The Emmett O’Brien Technical School showcases women in manufacturing. | So Good News


Teacher Steve Orloski poses with some records of the 32 female students currently enrolled in the Precision Mechanical Technology program at Emmett O’Brien Technical School in Ansonia. Steve Bigham Republican-American

By Steve Bigham Republican-American

ANSONIA — Emmett O’Brien Technical School on Oct. 28; Tuesday In honor of National Manufacturing Month, several prominent women in manufacturing were invited to meet the 32 female students participating in the school’s precision mechanical technology program.

“This is an event that celebrates women in the manufacturing sector and welcomes all the achievements and opportunities available to all students out there,” said department head Steve Orloski. “Manufacturing is no longer a field for men. Women are also involved and they are doing a great job.”

Orloski said his classes are currently split almost 50-50 between boys and girls, and 90% of female students are already on career tracks. 32 female students is an all-time program high.

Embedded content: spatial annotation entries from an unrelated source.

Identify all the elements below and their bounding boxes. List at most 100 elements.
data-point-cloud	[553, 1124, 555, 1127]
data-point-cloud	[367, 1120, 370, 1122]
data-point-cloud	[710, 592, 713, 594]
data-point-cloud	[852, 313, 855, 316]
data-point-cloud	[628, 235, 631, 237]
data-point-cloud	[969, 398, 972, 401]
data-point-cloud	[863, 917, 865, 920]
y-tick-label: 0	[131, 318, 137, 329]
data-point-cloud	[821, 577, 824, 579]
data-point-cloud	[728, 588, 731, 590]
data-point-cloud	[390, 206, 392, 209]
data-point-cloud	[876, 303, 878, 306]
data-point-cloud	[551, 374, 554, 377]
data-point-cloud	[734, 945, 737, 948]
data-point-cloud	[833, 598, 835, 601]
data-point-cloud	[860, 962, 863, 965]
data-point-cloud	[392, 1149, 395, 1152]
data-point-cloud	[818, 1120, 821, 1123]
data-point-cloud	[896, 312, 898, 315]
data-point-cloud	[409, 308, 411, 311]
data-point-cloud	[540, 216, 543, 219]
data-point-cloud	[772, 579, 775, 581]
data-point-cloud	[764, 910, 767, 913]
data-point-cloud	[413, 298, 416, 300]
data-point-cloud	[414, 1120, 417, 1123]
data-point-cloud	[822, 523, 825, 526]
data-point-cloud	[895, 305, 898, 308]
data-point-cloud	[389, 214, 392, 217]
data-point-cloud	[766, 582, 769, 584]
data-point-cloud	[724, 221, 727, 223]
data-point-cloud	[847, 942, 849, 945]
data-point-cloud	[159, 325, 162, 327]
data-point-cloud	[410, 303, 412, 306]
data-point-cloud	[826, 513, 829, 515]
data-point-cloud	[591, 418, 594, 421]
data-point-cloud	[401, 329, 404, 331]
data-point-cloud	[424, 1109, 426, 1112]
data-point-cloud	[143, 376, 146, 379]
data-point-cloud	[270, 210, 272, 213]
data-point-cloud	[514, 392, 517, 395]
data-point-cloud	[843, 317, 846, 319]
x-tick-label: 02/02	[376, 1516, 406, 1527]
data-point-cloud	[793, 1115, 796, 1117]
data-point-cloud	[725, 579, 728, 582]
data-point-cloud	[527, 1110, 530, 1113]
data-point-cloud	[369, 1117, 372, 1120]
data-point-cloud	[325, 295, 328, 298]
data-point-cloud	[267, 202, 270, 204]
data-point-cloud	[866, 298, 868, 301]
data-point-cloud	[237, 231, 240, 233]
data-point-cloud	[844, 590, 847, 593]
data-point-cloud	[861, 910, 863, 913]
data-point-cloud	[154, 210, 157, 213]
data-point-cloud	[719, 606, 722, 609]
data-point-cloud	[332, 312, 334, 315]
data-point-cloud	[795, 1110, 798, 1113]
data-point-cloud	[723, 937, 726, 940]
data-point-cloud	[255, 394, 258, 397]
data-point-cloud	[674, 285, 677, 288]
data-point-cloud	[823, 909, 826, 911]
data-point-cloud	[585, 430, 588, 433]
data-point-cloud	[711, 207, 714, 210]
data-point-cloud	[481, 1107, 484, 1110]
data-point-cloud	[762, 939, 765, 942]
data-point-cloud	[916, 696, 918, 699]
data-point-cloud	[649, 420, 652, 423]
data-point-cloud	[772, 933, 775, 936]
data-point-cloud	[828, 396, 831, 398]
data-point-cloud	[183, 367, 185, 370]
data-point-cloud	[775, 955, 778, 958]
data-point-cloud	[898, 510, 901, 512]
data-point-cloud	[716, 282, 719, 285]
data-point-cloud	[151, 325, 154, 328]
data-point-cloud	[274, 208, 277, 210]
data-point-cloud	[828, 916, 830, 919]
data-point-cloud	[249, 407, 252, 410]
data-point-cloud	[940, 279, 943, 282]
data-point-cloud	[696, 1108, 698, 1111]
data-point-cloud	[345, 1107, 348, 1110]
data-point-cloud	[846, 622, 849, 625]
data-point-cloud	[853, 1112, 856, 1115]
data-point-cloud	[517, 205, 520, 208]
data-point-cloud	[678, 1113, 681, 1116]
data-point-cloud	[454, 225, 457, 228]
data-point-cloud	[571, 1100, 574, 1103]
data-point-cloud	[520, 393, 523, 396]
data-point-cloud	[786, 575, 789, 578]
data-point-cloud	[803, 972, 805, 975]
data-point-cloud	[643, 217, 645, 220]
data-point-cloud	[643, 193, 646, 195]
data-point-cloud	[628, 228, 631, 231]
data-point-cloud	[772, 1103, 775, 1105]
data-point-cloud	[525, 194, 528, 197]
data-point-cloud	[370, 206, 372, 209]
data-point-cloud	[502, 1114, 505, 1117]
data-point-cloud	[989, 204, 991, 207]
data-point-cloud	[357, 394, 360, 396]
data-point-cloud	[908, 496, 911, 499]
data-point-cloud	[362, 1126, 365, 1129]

Among the speakers were Schwerdtle Inc. of Bridgeport; Kathy Saint, CEO of Jill Meyer, CEO of Bead Manufacturing of Milford, and Marcy Minnick, CEO of Exello Tool of Milford.

Marcy Minnick, CEO of Milford’s Exello Tool, told the female students that if they quit, a breakthrough in the manufacturing world awaits them. Steve Bigham Republican-American

He spoke on various manufacturing topics, saying that women have as many opportunities as men in various fields of production, and that they can create their own success story with fictions of success even if it means failure. A few times along the way

In the event, quality control, Three female alumni who have gone on to solid careers in manufacturing, including junior engineering and CNC programming, also participated. Lydianna Vega of New Haven said she was proud to see so many girls in the program. When I graduated in 2008, there were only six in total.

Orloski said many of the baby boomers in their 60s and 70s are now retiring machinery and equipment, and 30-year-olds in this job. Orloski said there were only a few people between 40 and 50. And with manufacturing returning to America, Orloski said jobs are there to take.

Orloski said his juniors and seniors all have their jobs lined up.

“We have a huge gap to fill,” Orloski said. “All you have to do now is learn.”

Machine shops at O’Brien Tech have closed over the years because production slowed or went overseas, school officials said.

Those days are long gone, replaced by machine shops like O’Brien Tech, which gets $2.5 million worth of high-tech computing equipment for students to train on and another $800,000 in orders.